Whatever happens in life will happen whether we are pessimistic or optimistic. Why not taking the more positive side? We need as much help as possible in difficult situations. We have all been there and will continue to be. Why not using a free and powerful resource at our disposal?

It does require practice to get comfortable with optimism, especially in dire situations. And it won’t guarantee a desirable income. But speaking from a personal experience as an immigrant student working here two part-time jobs, maxing out academic terms every semester and not knowing the future under this administration, I can say positive thinking does help me a lot.

When was the last time “you deserve it” meant anything?

When a disappointing and hurting situation occurs, we tend to tell others or ourselves: let it go, you deserve better. It is as if we were better than what we missed, what we craved for but couldn’t get. It is as if we were fortunate to be left behind or miss out.

That dumbfounds me.

“Deserving” never truly means anything. When was the last time it actually meant anything? “Deserving” teams in sports lost out all the time. Good people were stuck in a crossfire or dead because they were unfortunately at the wrong place at the wrong time. Did they deserve to live? Yes, but did they?

Did a lot of qualified people with proven track record and personalities deserve a high position in an organization? Yes, but they had to leave it for others because of corruption and other reasons than qualifications.

Did one person deserve a better boy/girlfriend? Maybe, maybe not, but who is to judge that?

Every success requires a certain level of luck. Unfortunately, there is no book or no one who can tell how much luck is given to someone at a certain time. It just happens. Hence, what would justify “you deserve it”?

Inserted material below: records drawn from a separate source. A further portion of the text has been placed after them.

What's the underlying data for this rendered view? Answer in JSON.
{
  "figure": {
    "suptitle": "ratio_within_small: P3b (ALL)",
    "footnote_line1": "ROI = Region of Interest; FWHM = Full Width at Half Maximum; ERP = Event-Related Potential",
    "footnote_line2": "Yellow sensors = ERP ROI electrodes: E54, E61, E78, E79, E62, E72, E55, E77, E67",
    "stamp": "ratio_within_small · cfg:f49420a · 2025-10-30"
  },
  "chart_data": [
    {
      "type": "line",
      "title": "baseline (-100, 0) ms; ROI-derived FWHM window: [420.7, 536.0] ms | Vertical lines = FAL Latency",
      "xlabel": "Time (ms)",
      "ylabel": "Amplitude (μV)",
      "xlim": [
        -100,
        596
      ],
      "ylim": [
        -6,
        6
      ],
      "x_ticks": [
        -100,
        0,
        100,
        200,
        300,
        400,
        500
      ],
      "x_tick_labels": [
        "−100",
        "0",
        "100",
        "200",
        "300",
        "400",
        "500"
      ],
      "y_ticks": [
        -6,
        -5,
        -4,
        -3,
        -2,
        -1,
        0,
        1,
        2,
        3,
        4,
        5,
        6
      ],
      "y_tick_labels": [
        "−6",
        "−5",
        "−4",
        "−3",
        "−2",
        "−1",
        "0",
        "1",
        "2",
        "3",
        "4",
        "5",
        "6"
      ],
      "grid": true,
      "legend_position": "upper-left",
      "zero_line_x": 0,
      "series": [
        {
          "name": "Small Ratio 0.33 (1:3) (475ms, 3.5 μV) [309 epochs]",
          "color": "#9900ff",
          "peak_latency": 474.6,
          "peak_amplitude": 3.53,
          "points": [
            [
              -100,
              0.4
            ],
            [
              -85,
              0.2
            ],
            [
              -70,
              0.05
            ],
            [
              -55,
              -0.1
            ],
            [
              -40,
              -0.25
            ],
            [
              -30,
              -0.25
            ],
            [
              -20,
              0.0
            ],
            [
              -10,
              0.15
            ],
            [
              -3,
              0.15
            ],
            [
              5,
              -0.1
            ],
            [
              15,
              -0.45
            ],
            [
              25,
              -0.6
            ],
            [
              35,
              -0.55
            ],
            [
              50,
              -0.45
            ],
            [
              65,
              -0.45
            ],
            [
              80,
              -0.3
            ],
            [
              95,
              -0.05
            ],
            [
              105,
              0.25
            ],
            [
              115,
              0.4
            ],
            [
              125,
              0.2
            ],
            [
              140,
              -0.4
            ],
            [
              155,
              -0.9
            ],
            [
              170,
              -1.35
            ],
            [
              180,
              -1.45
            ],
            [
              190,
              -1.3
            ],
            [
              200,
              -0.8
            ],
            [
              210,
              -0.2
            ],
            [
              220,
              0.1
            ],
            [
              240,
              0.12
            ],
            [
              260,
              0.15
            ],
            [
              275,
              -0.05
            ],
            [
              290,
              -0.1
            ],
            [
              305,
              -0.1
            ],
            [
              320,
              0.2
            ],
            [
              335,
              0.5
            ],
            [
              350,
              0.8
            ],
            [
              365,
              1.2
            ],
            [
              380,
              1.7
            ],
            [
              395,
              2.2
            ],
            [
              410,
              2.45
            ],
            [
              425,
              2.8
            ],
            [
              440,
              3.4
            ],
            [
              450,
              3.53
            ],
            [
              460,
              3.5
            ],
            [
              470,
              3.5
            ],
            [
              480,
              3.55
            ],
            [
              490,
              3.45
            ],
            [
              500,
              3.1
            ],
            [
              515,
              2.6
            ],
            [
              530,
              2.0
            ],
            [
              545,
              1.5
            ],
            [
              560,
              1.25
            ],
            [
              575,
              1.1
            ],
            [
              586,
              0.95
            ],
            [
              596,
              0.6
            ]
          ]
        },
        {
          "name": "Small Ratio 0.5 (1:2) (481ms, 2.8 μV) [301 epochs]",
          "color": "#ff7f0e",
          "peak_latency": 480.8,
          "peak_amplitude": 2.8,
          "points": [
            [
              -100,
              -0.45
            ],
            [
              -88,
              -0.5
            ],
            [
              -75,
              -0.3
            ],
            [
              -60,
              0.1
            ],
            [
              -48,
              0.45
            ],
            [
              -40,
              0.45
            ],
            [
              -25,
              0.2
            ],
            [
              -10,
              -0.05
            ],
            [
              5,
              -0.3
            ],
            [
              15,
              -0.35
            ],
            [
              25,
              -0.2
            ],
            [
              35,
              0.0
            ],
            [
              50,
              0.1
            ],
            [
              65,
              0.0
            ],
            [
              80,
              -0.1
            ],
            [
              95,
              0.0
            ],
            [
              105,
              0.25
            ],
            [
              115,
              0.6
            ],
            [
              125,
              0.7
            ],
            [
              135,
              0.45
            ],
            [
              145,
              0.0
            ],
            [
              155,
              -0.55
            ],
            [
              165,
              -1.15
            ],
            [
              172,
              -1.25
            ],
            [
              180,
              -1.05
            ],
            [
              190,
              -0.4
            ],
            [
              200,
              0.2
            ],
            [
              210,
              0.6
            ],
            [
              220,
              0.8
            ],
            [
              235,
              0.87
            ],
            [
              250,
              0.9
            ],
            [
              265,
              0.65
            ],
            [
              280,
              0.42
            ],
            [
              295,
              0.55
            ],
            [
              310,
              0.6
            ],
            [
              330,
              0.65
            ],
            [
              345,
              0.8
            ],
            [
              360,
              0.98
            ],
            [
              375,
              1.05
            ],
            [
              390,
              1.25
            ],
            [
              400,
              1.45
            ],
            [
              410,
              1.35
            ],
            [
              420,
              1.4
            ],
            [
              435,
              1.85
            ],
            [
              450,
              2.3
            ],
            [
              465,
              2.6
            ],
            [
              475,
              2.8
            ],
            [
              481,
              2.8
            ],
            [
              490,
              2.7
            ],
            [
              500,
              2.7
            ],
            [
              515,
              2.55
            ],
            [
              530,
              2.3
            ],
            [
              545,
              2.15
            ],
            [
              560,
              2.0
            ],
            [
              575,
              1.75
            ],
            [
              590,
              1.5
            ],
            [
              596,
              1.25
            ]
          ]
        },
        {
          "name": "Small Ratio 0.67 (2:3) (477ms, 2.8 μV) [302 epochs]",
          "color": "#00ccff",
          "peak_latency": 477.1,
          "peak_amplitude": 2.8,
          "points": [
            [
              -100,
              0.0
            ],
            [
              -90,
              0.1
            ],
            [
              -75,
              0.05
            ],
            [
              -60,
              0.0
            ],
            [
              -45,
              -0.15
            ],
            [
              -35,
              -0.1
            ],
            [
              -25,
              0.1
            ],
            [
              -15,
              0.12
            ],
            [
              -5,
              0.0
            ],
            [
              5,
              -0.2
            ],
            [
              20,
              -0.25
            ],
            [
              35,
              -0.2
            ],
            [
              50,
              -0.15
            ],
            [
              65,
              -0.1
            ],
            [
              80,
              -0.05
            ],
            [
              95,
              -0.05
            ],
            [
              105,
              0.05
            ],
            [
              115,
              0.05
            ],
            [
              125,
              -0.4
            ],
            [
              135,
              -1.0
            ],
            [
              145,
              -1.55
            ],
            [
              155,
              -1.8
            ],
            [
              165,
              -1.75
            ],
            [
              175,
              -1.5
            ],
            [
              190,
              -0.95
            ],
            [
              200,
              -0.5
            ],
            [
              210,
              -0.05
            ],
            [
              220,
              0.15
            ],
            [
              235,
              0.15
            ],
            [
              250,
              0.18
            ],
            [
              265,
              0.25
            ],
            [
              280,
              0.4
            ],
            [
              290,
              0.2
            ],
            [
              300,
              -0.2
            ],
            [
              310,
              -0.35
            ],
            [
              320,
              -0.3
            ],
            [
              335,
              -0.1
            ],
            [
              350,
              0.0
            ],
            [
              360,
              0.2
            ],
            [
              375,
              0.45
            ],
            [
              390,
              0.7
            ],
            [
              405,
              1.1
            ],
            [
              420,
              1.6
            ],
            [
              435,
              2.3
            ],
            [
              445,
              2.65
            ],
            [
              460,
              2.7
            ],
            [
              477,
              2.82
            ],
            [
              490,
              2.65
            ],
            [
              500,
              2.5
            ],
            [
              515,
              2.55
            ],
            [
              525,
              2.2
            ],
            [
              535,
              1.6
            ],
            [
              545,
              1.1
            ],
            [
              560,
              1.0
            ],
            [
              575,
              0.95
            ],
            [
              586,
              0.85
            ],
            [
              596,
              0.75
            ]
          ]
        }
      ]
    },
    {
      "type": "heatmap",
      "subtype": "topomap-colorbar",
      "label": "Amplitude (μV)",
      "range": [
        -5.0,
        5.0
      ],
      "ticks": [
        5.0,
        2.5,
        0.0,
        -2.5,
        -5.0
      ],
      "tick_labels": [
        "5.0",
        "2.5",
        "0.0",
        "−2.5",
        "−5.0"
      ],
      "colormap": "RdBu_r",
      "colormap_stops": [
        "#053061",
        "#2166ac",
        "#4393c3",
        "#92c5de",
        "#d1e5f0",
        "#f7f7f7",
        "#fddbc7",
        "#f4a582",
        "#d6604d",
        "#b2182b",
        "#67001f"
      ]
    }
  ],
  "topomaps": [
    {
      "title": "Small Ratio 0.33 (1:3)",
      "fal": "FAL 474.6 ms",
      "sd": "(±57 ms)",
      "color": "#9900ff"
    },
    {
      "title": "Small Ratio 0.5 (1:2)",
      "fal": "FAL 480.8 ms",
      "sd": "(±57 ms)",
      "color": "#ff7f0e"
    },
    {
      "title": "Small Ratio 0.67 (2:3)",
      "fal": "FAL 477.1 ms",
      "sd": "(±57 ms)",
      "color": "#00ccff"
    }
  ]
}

To hypnotize ourselves in thinking that we are better than what we actually are doesn’t help anything. If we lost something/someone, it just means we lost that something or that someone. No more, no less. It doesn’t mean whatever we long for doesn’t deserve us or we don’t deserve it. There is absolutely no need to psycho-analyze it.

Being delusional about our worth strips us of a chance to evaluate our shortcomings. Hurt and disappointed by not getting what we think we deserve, we won’t grow. Automatically, the mind keeps going back to beautiful memory in the past so that we can feel good in a moment or wandering to the future that doesn’t exist.

Being aware of such shortcomings is great, but beating ourselves down for the past isn’t healthy or helpful because…well, we cannot change anything.

Shit happens. If we get something, it is often a combination of luck and our effort. No biggie. Nothing extraordinary. If we don’t, well, we just don’t, do we?